Why Should I Remove My Wisdom Teeth?
Wisdom teeth are the last teeth to erupt within the mouth. If there is adequate room for them to fully erupt so that they can be cleaned all of the way to the bottom of their crowns, they do not need to be removed. Unfortunately, this does not generally happen. Teeth form in a soft tissue sack called a follicle. The follicle makes the enamel of the crown, and makes a sheath for the tooth to erupt through. If a tooth stays under the gum, bacteria get into the follicle and grow there undetected. Eventually the bacterial growth overcomes your defenses, and infection occurs. This infection can be slow growing and cause loss of adjacent bone and teeth, or fast growing, possibly causing a severe life-threatening emergency. Sometimes the follicle itself can grow, causing a cyst or tumor that can invade and destroy adjacent teeth and bone.

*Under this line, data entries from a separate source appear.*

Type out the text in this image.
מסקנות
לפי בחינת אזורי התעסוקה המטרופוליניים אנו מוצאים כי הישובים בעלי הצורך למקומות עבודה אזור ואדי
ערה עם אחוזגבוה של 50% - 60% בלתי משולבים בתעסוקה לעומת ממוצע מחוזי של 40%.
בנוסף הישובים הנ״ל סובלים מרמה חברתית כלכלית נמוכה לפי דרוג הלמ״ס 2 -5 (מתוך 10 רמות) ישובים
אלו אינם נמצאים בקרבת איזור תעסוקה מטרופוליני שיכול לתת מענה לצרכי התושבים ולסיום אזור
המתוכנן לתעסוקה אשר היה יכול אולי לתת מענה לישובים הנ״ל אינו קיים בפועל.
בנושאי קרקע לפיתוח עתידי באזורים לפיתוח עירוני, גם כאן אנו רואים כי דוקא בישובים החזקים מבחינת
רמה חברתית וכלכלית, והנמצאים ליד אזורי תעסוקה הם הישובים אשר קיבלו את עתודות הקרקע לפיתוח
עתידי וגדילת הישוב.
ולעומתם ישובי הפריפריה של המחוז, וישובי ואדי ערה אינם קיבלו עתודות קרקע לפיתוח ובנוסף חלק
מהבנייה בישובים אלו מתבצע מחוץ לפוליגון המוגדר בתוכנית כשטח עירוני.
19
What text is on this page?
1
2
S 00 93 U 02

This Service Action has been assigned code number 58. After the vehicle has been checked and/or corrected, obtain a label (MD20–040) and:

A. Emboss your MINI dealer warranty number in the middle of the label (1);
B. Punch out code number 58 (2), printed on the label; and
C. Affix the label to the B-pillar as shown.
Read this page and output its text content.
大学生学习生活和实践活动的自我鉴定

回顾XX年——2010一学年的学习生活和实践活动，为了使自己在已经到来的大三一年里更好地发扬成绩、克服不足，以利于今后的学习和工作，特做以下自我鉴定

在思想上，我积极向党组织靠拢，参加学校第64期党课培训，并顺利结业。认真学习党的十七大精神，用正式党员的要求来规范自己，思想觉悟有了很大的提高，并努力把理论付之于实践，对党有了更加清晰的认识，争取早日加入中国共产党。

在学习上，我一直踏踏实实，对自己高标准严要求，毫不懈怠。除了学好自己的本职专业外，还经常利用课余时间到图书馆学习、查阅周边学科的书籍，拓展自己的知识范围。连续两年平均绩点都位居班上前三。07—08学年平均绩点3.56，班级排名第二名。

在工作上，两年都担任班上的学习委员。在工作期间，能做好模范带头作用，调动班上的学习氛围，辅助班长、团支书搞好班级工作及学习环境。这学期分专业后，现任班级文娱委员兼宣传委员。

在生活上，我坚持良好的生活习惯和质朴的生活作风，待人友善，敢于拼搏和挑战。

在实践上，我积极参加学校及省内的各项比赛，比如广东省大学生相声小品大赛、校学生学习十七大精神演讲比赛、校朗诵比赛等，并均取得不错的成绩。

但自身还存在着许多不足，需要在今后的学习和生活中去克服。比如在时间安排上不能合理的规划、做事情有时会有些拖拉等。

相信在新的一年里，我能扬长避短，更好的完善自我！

Impacted teeth as a rule should all be removed at a young age. This significantly reduces the risk of damage to adjacent teeth, nerves, and sinus cavities. Occasionally impacted teeth are left in after an examination and risk evaluation is preformed. These impacted teeth will require regular follow up and periodic X-rays. If infection or pathology occurs with these teeth later in life, they will then need to be removed.
Oral Examination
With an oral examination and x-rays of the mouth, Drs. Van Heukelom Westlund and Sarasin can evaluate the position of the wisdom teeth and predict if there may be present or future problems. Studies have shown that early evaluation and treatment result in a superior outcome for the patient. Patients are generally first evaluated in the early to mid- teenage years by their dentist, orthodontist or by an oral and maxillofacial surgeon.
Impacted canine teeth
Canine teeth are the cornerstones of the dental arch. They have the largest single roots, and are very strong. Due to crowding, these teeth often stay impacted on the roof of the mouth or under the corner of the nose. Untreated, they often cause resorption of adjacent tooth roots, and premature loss of additional teeth. They are best treated before their root formation is complete. Orthodontic appliances are placed by your orthodontist and space is made for the canines to come into the mouth. Frequently, surgery may be needed to expose an impacted canine to aid its eruption. An orthodontic attachment can be placed at the time of surgery and elastic traction applied to the impacted tooth to gently pull it into the desired location.
Anesthesia
All outpatient surgery is performed under appropriate anesthesia to maximize patient comfort. Drs. Van Heukelom, Westlund, and Sarasin have the training, license and experience to provide various types of anesthesia to allow patients to select the best alternative. These services are provided in an environment of optimum safety, utilizing modern monitoring equipment and staff experienced in anesthesia and recovery techniques.